The ferocity was typical. "You know how Philadelphia is divided politically into 68 wards? We used to say the Exchange was the 69th Ward. The Fighting 69th," said Nicholas Giordano, who ran the exchange in the 1980s and 1990s until Securities and Exchange Commission chairman Arthur Levitt forced it to accept a board dominated by Wall Street and Washington appointees.

In 1998, Levitt recruited Meyer "Sandy" Frucher, a New York political fixer with no trading experience, to run the works. Frucher arrived in Philadelphia like the Angel of Death to close a plan that would have sold the market to the rival American exchange, shut its trading floor, and move hundreds of skilled staff and well-paid traders to Wall Street.

The deal fell apart, and Frucher was forced to do what the best of his predecessors did: help members push new products without breaking the law, while making friends with state and federal officials, big New York and Chicago customers, and others in a position to help.

One afternoon early in Frucher's tenure, he got the kind of sucker-punch that had become too familiar at the exchange in previous years. U.S. Sen. Charles Schumer (D., N.Y.), whose constituents included the big New York markets, put out a news release damning the Philadelphia exchange as a skeevy haven for illegal day-traders, and demanding that the SEC do something about it, quick.

I called Frucher's aides for comment, expecting that process would take weeks for a measured, Philadelphia-lawyer-vetted response, while the noose closed.

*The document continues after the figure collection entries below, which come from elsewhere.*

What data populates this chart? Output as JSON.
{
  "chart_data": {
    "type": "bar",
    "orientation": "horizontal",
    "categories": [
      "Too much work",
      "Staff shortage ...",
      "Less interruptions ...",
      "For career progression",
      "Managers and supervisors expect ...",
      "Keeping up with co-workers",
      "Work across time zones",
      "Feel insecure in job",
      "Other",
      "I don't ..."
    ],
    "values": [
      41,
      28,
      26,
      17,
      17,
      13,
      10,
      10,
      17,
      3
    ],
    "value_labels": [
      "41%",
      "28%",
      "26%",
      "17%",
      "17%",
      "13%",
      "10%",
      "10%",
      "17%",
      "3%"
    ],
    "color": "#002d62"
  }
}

Instead, the chairman got on the phone and shouted, "He can't do that to me!" Noting he'd given money to Schumer's election campaign, he suggested I wait an hour. Quicker than that, a Schumer aide was on the phone retracting, apologizing, and praising Philadelphia as a paragon of reform. News release to follow.

So maybe a well-connected New York Democrat was the best choice, in that lethal climate, for skipper of one of Philadelphia's key institutions. At the Tavern, Egan and Giordano gave Frucher high praise.

In his talk that night, Frucher said the exchange deserved equal recognition with its old neighbor, Independence Hall. The Declaration made personal freedom a national goal, and the Constitution "brought that definition to more and more people," giving them "access to power, economic opportunity, and upward social mobility" - which, Frucher said, is "exactly what capital markets do."

The Philadelphia exchange won't go away completely. Nasdaq plans to keep it as an options-trading center. "As long as they're profitable, they'll be here," said Giordano. "The business will make that decision. It won't be emotional."

Nasdaq's markets executive Chris Concannon sounded humble on that point: "When you look at all the history - we're just simple stewards."